Un accordo mediato da Pechino ha visto la città settentrionale di Lashio tornare militare la primavera scorsa, dopo che essa e la sua base di comando regionale erano state catturate dall’Esercito dell’Alleanza Nazionale Democratica del Myanmar in una grave umiliazione.
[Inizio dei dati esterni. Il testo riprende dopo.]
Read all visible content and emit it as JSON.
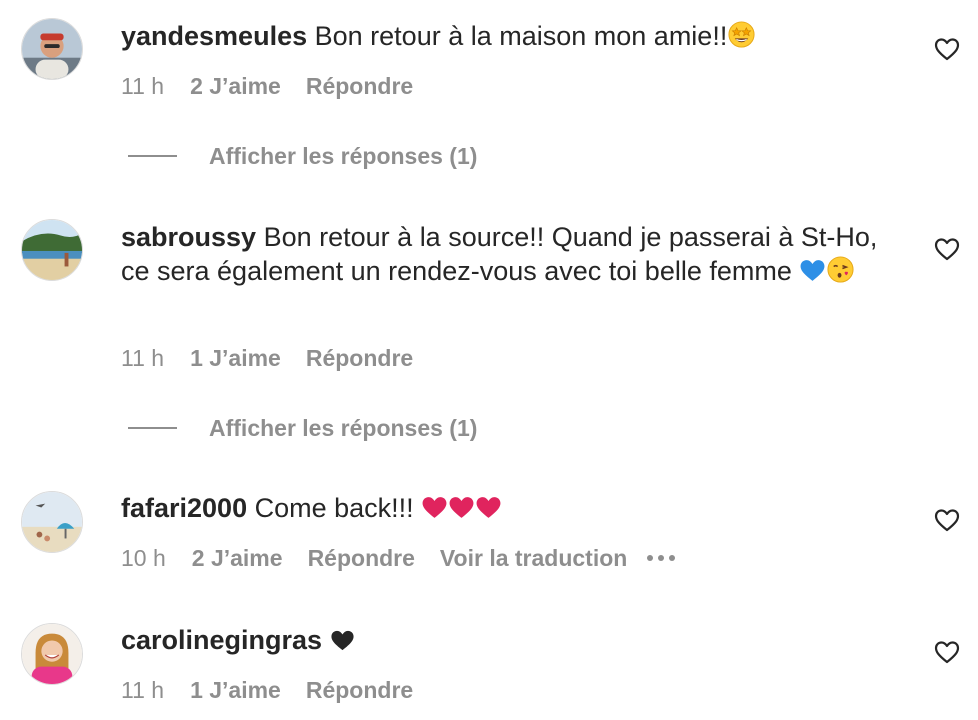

Un altro cessate il fuoco sancito dalla Cina in ottobre ha visto l’Esercito di liberazione nazionale di Ta’ang ritirarsi dalla regione centrale di Mandalay, dove aveva sequestrato il redditizio centro minerario di rubini di Mogok.

Entrambe le fazioni avevano precedentemente combattuto fianco a fianco in un’offensiva iniziata alla nice del 2023 che rappresentava la più grande minaccia per la giunta dai tempi del colpo di stato.

Gli analisti affermano che i recenti interventi della vicina Cina per tenere a freno i ribelli sono un segno che Pechino sta sostenendo l’institution militare per fornire una parvenza di stabilità.

Sebbene le tregue si siano rivelate determinanti nell’ultimo anno di conflitto, la violenza rimane endemica.

L’anno scorso si è assistito al maggior numero di attacchi aerei e di droni militari dal colpo di stato, secondo il gruppo di monitoraggio ACLED, che raccoglie le notizie di violenza riportate dai media.

Con vari gruppi armati coinvolti nella guerra civile, il conflitto è altamente compartimentato e ci sono regioni in cui i militari in battaglia sono circondati e stanno resistendo per l’ultima volta.

Anche se non esiste un bilancio ufficiale del conflitto, l’ACLED stima che più di 90.000 persone siano state uccise da tutte le parti.

Più di 3,7 milioni di persone sono sfollate, secondo le Nazioni Unite, mentre circa la metà della popolazione del paese vive in povertà.